If Romney wins on Nov. 6, the 2012 debates will quickly enter that small group of determinative debates.

Much of the talk in the spin room was less about the debate and more about the state of the race. “What do you think?” reporters asked one another over and over, having heard the spin from both sides enough to be able to recite in their sleep. CNN’s Peter Hamby and I compared notes and came to the same conclusion. “It’s a genuine jump ball,” Hamby said. I chatted with National Review’s Robert Costa and BuzzFeed’s Ben Smith. Smith thought Romney had the momentum. Costa mostly agreed, but he insisted that Romney still had an uphill climb.

The spin room was still buzzing an hour after the final debate had ended.
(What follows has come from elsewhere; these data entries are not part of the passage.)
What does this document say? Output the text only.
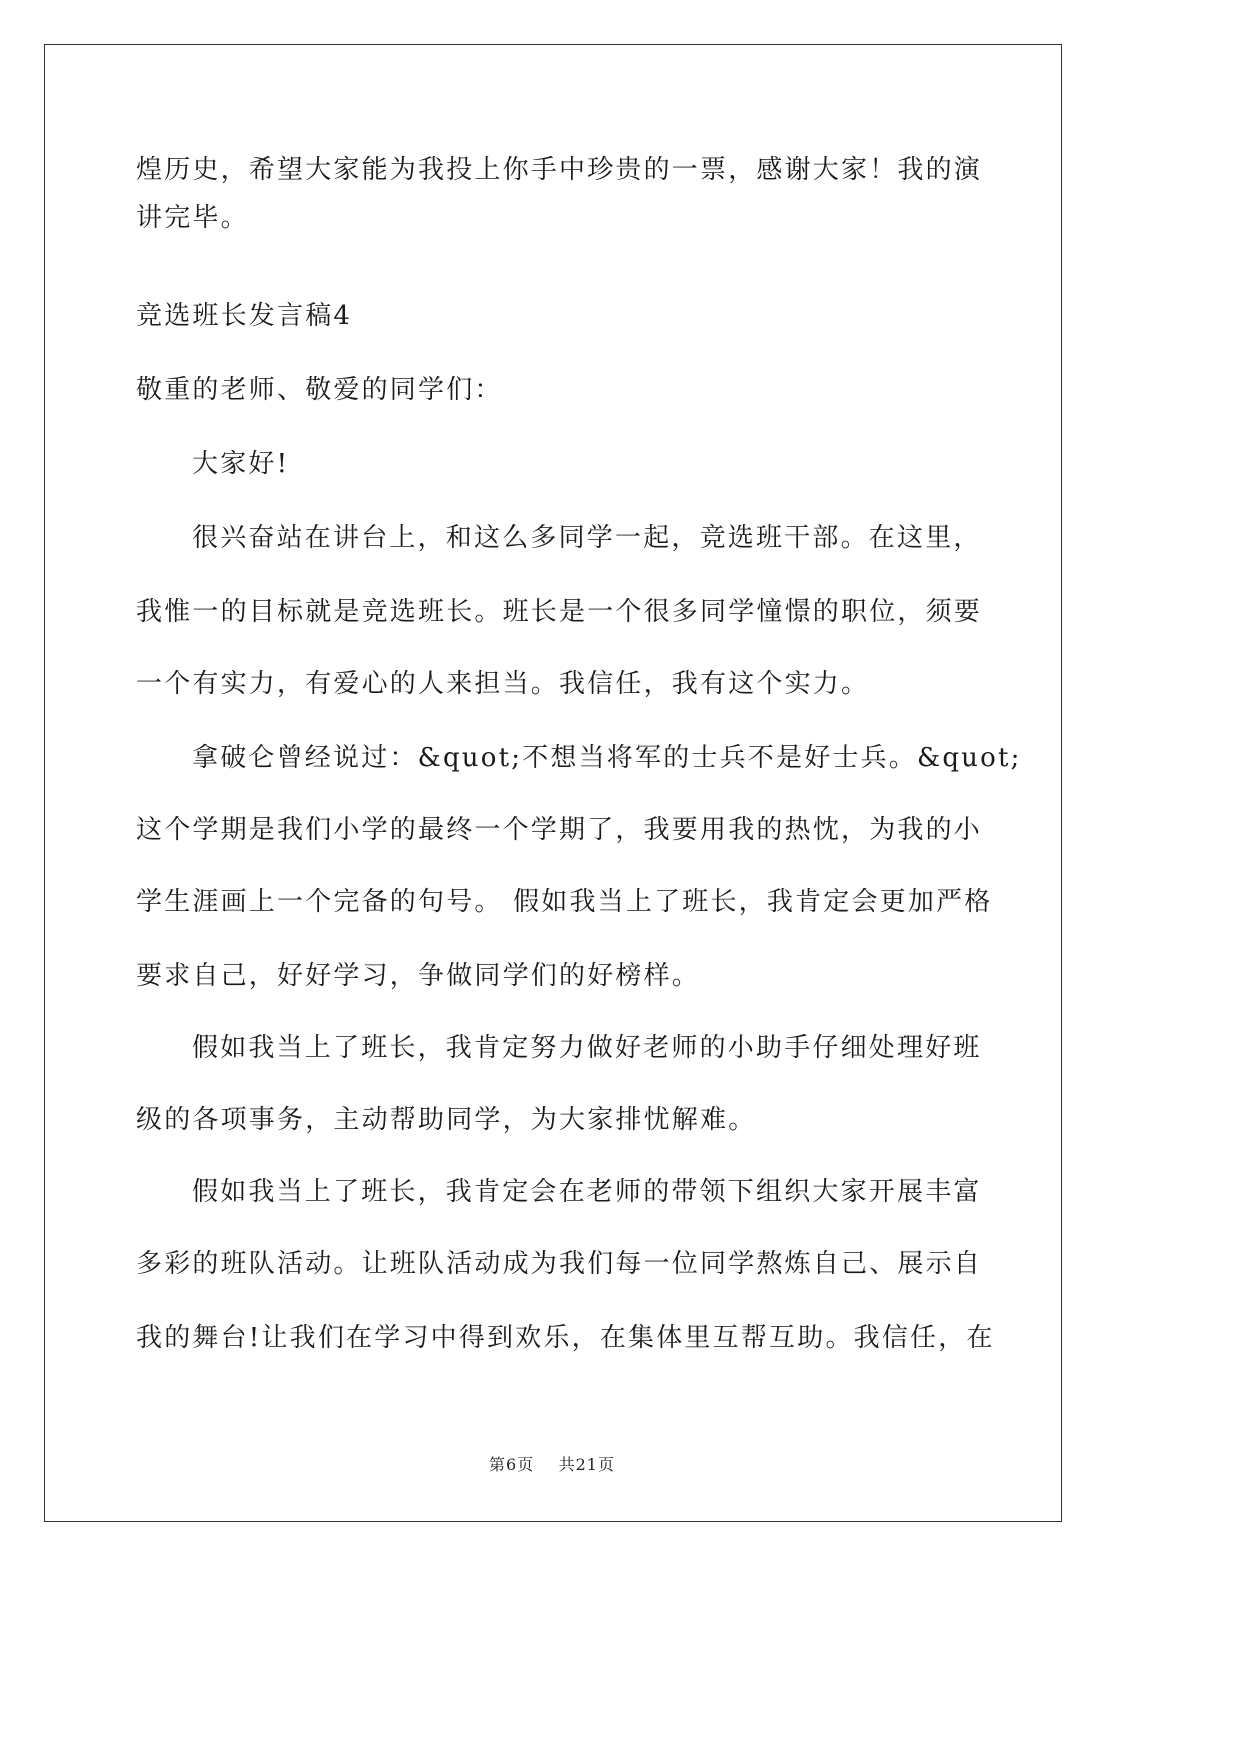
煌历史，希望大家能为我投上你手中珍贵的一票，感谢大家！我的演
讲完毕。
竞选班长发言稿4
敬重的老师、敬爱的同学们：
大家好!
很兴奋站在讲台上，和这么多同学一起，竞选班干部。在这里，
我惟一的目标就是竞选班长。班长是一个很多同学憧憬的职位，须要
一个有实力，有爱心的人来担当。我信任，我有这个实力。
拿破仑曾经说过：&quot;不想当将军的士兵不是好士兵。&quot;
这个学期是我们小学的最终一个学期了，我要用我的热忱，为我的小
学生涯画上一个完备的句号。 假如我当上了班长，我肯定会更加严格
要求自己，好好学习，争做同学们的好榜样。
假如我当上了班长，我肯定努力做好老师的小助手仔细处理好班
级的各项事务，主动帮助同学，为大家排忧解难。
假如我当上了班长，我肯定会在老师的带领下组织大家开展丰富
多彩的班队活动。让班队活动成为我们每一位同学熬炼自己、展示自
我的舞台!让我们在学习中得到欢乐，在集体里互帮互助。我信任，在
第6页 共21页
And the Obama campaign saw the need to continue spinning the next morning. Axelrod and Messina held a conference call with reporters in which they talked at some length about why they thought Obama had won the debate, and why they were in a good position to win on Nov. 6. Axelrod tried to smack down what he called a “mythology” that states like Florida and Virginia were slipping away from Obama.

As Romney flew west from Florida to Nevada, Madden told reporters on the plane with him that Florida “is like a freight liner,
and once it turns — and I think it’s turned — it’s hard to turn back.”
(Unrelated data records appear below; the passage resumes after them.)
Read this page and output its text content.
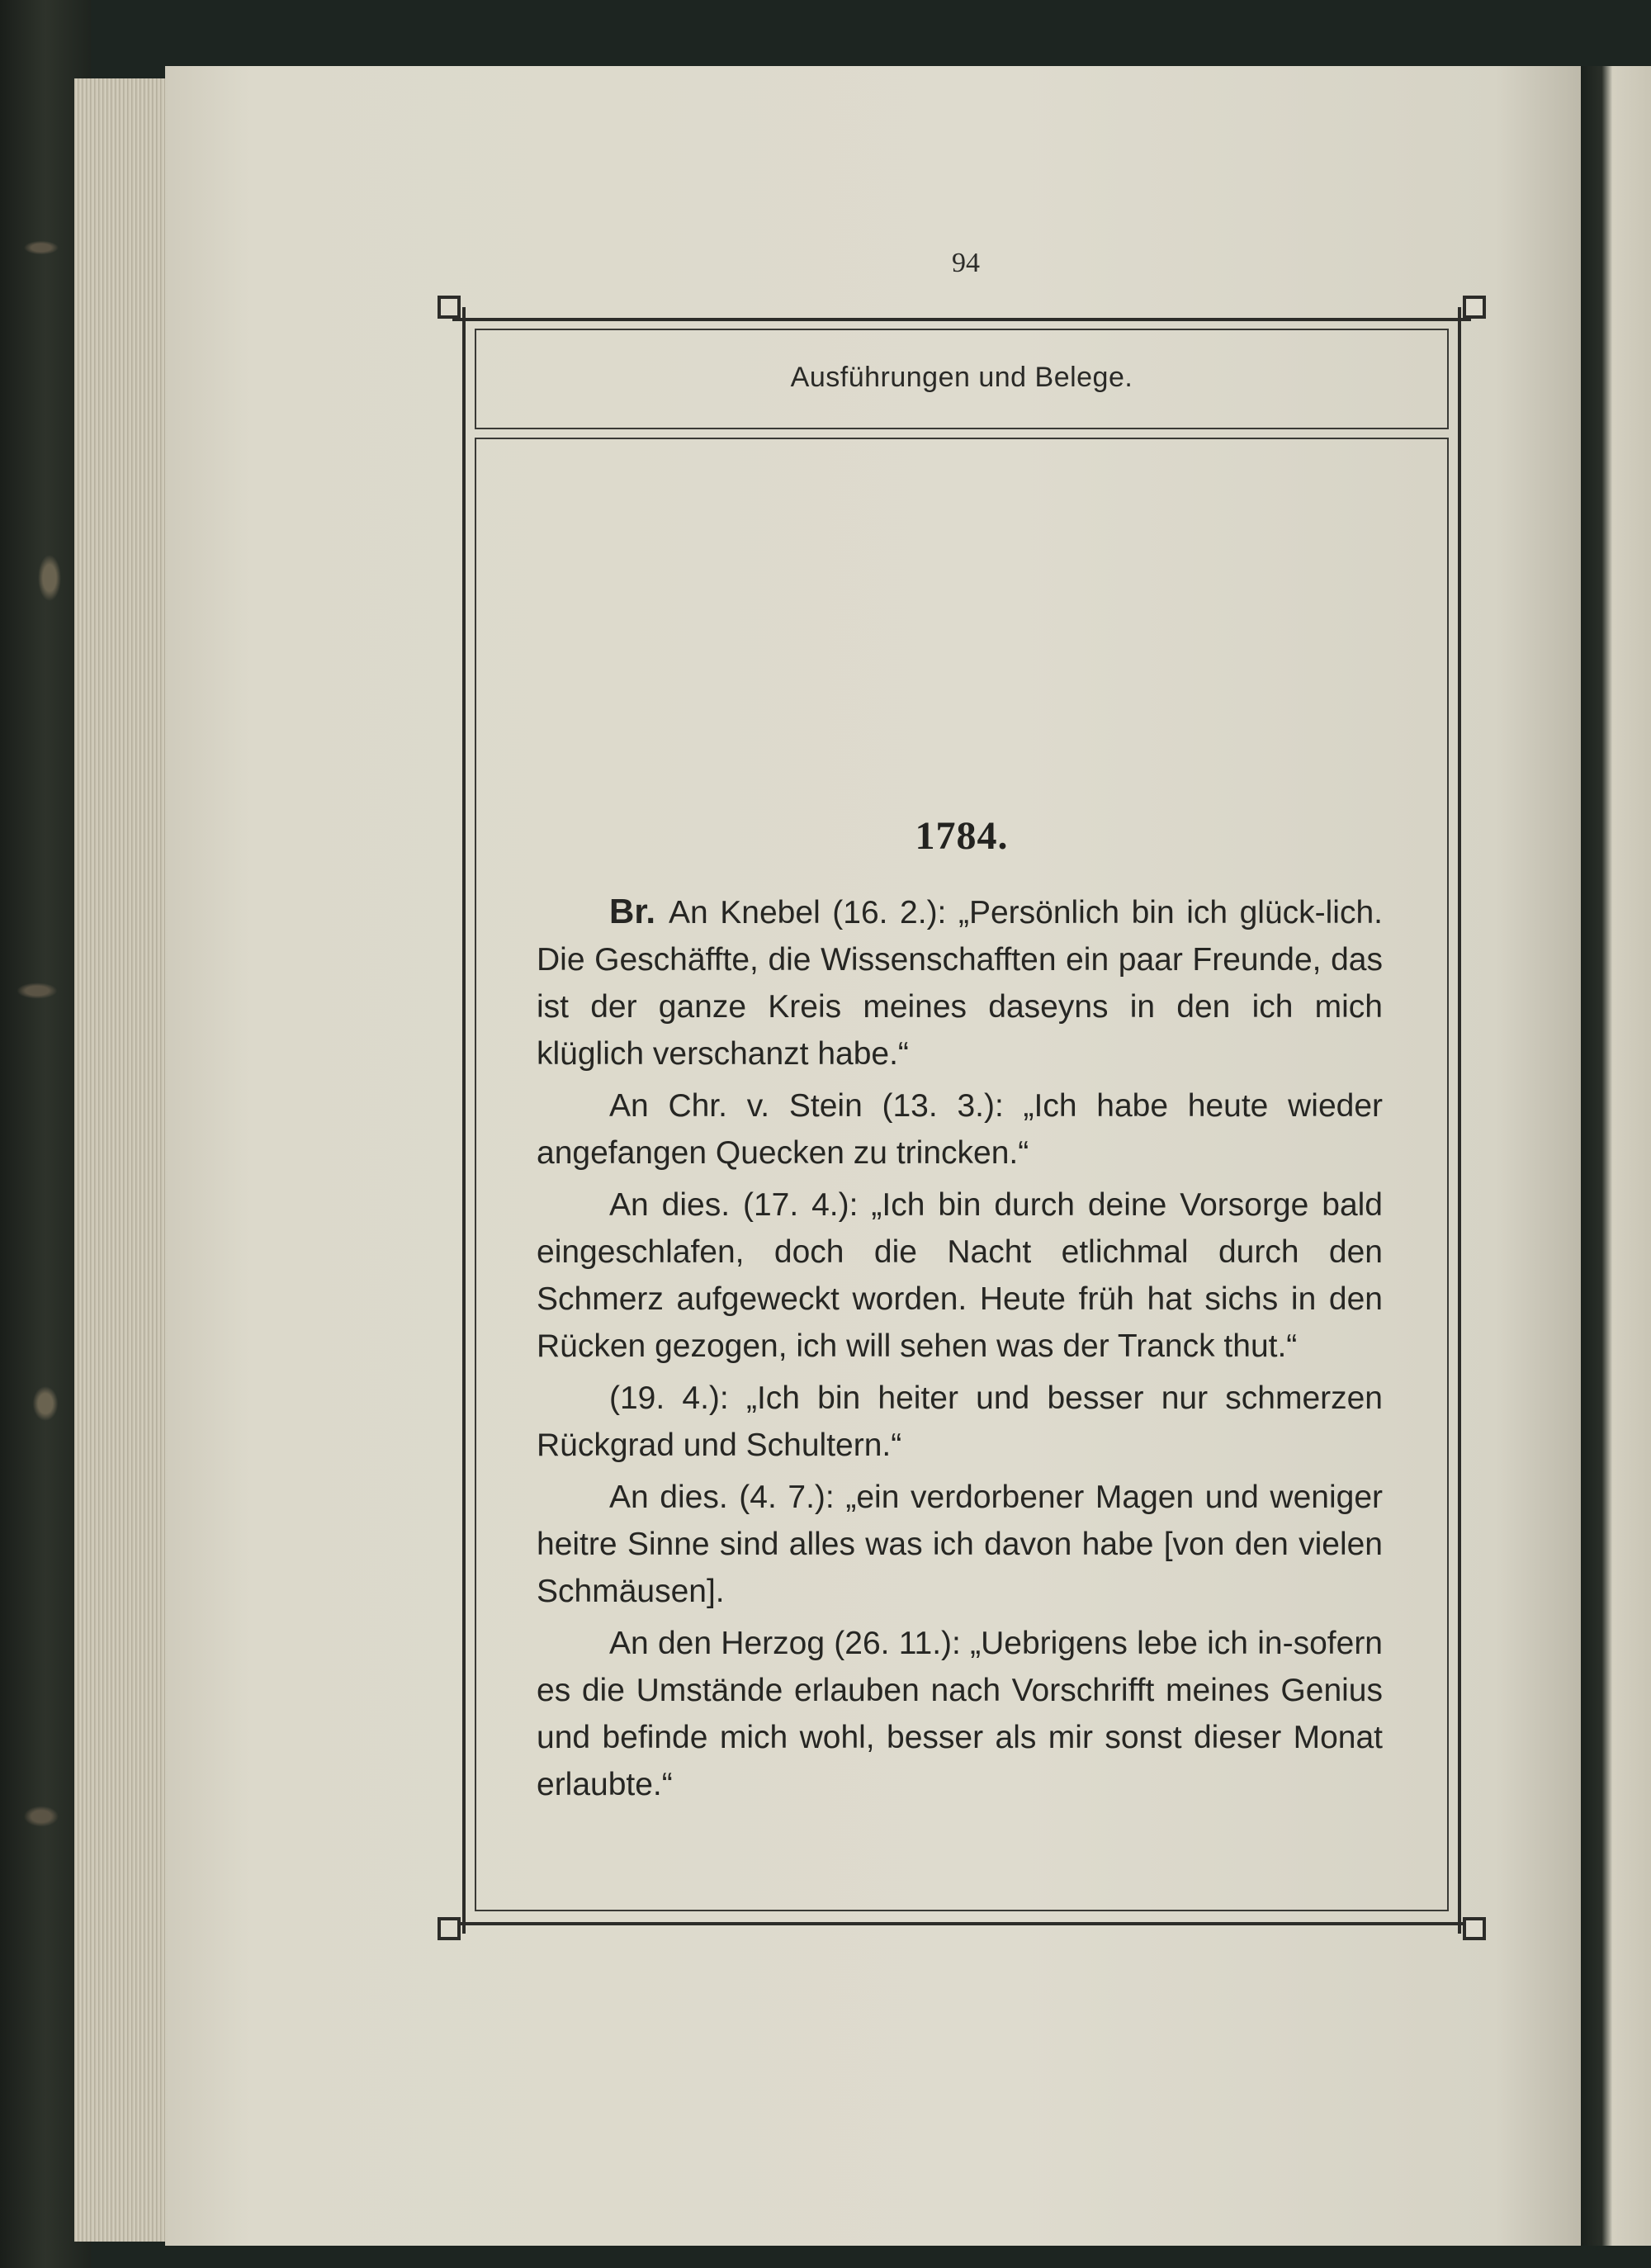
94
Ausführungen und Belege.
1784.

Br. An Knebel (16. 2.): „Persönlich bin ich glück-lich. Die Geschäffte, die Wissenschafften ein paar Freunde, das ist der ganze Kreis meines daseyns in den ich mich klüglich verschanzt habe.“

An Chr. v. Stein (13. 3.): „Ich habe heute wieder angefangen Quecken zu trincken.“

An dies. (17. 4.): „Ich bin durch deine Vorsorge bald eingeschlafen, doch die Nacht etlichmal durch den Schmerz aufgeweckt worden. Heute früh hat sichs in den Rücken gezogen, ich will sehen was der Tranck thut.“

(19. 4.): „Ich bin heiter und besser nur schmerzen Rückgrad und Schultern.“

An dies. (4. 7.): „ein verdorbener Magen und weniger heitre Sinne sind alles was ich davon habe [von den vielen Schmäusen].

An den Herzog (26. 11.): „Uebrigens lebe ich in-sofern es die Umstände erlauben nach Vorschrifft meines Genius und befinde mich wohl, besser als mir sonst dieser Monat erlaubte.“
That night, at a rally with 12,000 people in Colorado at Red Rocks, Romney said the debates had “supercharged” his campaign.

The next day in Reno, he said Obama had been “diminished” over the course of the three weeks.

After the last debate, Obama still held the edge in three key swing states: Wisconsin, Nevada and Ohio. Without one of them, Romney would fail to get the 270 electoral votes necessary to win the election.

But a multitude of signs — Obama’s anxious push to score points in the final debate, Axelrod and Messina’s conference call, a move by the Obama campaign to put out a new 20-page booklet to try to demonstrate an agenda for a second term — pointed to unease in Chicago. Madden called the pamphlet “a glossy panic button.”

Axelrod was clearly piqued by the Romney campaign’s crowing.

“I’m just telling you guys, we know what we know and they know what they know, and I’m confident that we’re going to win this race,” he said. “And we’ll know who’s bluffing and who isn’t in two weeks, and I’m looking forward to it.”